Peer reviewers commented and the researchers made changes or provided responses. Those comments and responses included the following:
- The reviewers commented that the targeted methods for comparing more than two interventions in an observational study could be biased because the individuals counted in the study appeared to be only those who stayed on the comparison medication for a specific period of time. Thus, although an important outcome was major adverse events, those individuals who experienced those events early in treatment would not be included in the analyses. The researchers explained that they based their analyses on the sample of individuals who were on the targeted treatments 60 days after treatment onset, avoiding inclusion of patients who might have experienced adverse events unrelated to the treatments. In addition, the researchers noted that they applied an intention-to-treat analysis and each patient was followed for three years or until death based on their original group assignment. Any changes in treatment that occurred during that period did not change patients’ treatment group category, but the researchers did consider the amount of time patients were on the index treatments in their analyses.

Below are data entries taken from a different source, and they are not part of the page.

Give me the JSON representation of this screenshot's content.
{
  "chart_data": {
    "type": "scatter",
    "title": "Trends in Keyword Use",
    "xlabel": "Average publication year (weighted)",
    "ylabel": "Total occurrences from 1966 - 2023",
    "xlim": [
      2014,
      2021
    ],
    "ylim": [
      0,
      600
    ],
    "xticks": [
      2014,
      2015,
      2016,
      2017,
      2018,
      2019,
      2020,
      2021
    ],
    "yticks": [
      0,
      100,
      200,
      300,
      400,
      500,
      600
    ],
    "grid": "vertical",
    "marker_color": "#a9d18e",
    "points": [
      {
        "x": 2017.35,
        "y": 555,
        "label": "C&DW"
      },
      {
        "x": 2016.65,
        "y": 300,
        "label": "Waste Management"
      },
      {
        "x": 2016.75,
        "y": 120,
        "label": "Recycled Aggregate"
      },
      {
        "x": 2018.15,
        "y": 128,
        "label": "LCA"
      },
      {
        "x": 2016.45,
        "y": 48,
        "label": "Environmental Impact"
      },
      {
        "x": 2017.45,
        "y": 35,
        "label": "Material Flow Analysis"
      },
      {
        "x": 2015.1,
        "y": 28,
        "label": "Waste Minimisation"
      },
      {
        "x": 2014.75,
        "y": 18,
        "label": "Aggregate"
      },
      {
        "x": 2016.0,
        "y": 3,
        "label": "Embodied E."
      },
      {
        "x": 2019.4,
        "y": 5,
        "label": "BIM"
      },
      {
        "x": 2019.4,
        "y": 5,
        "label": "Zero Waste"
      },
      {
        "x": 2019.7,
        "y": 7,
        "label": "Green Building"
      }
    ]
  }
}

- The reviewers asked whether the period of time used to assess patient outcomes differed for different patients. The researchers replied that they followed all patients for three years unless the patients died during that period. They accounted for the different periods of follow-up time by using both major cardiovascular events and all-cause mortality as outcomes, rather than just major cardiovascular events.
- The reviewers asked why the researchers used a fixed period of six months as a baseline period to assess the health condition of individuals before they received the experimental intervention. The researchers said they decided on this design after consultations with clinical experts and to be in line with other clinical trials they cited.